I assumed that there was one kind of polyamory and I didn’t think a whole lot about what the word “polyamory” could entail.

I didn’t make it clear early on what I wanted and needed in a relationship, primarily because I didn’t know. I didn’t tell my partners what polyamory meant to me and I didn’t think to ask what it meant to them. So when one boyfriend said he was only okay with us making out with other people, I stretched the definition of “making out” to Clintonian proportions. Or when a boyfriend asked that I not date his friends, I was quickly surprised by just how little it took to be considered this guy’s friend. 

When a guy would tell me he wanted to know more about polyamory, I would give him a book. Because who doesn’t want relationship homework, amiright? So much easier than talking about it!

I became the Nancy Botwin of polyamory; if there was a bad choice to be made, brother, I would make it. If there was a wrong turn to take, you could bet that’s where my rudder was pointing. If there was a pitfall, I’d find out by falling into it. And I’d only remember its location if I was lucky.

In every relationship, we would fight and cry and make up new rules so that it wouldn’t happen again. And then some new variation of the problem would happen, and we’d go through it all over again. It was exhausting. And it made me hate myself. I felt like a monster, a freak who just couldn’t love the way that normal people do, or some kind of robot that was designed to hurt the people I loved.

One night I was out at a bar, and two hot people propositioned me for a threesome. I texted my newest lover because that’s what Good Polyamorous People do. I braced myself for his response. I wondered how I would be wrong this time. Instead of being hurt or angry he said: “have fun.”

HAVE FUN. It was the most liberating thing I’d ever read.

I felt like there was suddenly more air in the world. I had spent so much time working and pushing and processing and tiptoeing around other people’s feelings that it had never occurred to me that I COULD JUST DATE SOMEONE WHO WANTED ME TO DATE OTHER PEOPLE.

Obviously, this isn’t the solution to everyone’s problems. But the odds are good that if you look at a string of unhappy relationships you’ve had, you can find a need of yours that was being ignored or something about yourself that you were desperately trying to work against. The same goes for jobs, friendships, a surprising number of things. 

I recently took a course of antibiotics which required me to take a pill at 4 pm. I would obsessively glance at clocks around 3: 30, only to get distracted by the time 4 rolled around and not remember to take my pill till 5 or 6. Then I would berate myself for being so stupid. Sometimes I would berate myself so much I would forget to take my pill AGAIN. Why didn’t I set an alarm for 4 pm? Because I thought I shouldn’t have needed it. I told myself that a normal person would just remember. I did need it, apparently. But I shouldn’t have needed it. So I needlessly complicated my life by trying to live it like a normal person. Don’t be like me.

It’s taken me a long time to learn that working hard is not nearly as important as working smart. 

If you have a sexual proclivity, you’re better off leaning into it, rather than against it.

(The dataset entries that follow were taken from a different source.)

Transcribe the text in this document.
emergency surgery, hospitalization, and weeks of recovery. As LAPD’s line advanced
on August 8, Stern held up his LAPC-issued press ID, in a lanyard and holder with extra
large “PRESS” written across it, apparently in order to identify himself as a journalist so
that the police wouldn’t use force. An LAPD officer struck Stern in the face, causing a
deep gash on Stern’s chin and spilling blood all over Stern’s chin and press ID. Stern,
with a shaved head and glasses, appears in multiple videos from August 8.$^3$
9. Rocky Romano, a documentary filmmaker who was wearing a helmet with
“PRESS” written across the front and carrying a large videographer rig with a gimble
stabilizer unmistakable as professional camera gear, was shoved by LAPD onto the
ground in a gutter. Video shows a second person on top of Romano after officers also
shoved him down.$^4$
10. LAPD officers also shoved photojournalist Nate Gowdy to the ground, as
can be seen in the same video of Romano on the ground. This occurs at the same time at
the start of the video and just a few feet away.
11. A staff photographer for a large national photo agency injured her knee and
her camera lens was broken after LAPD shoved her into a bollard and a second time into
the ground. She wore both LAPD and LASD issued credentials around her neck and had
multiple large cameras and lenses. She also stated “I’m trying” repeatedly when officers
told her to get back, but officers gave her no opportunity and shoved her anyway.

If you’re always going to sleep with more than one person, you better date people who really want you to sleep with other people. Yeah, it’s a little harder to find those people, but it’s worth it. And if you and your partner are making each other miserable, maybe you shouldn’t be partners anymore. Maybe some things seem impossible because they just aren’t worth the amount of work they demand.

I’m marrying someone who thinks it’s hot when I sleep with other people. Someone I can tell anything because that’s the standard that we set at the beginning of the relationship. I work in jobs that play to my strengths. If something seems impossibly hard, I try to step back and see if I’m just going at it the wrong way. I’ve spent so much of my life driving with the parking brake on; it became a habit that I have to talk myself out of periodically. Ask yourself if you’re doing the same.

Can’t may live on Won’t Street but, honestly, who the hell cares?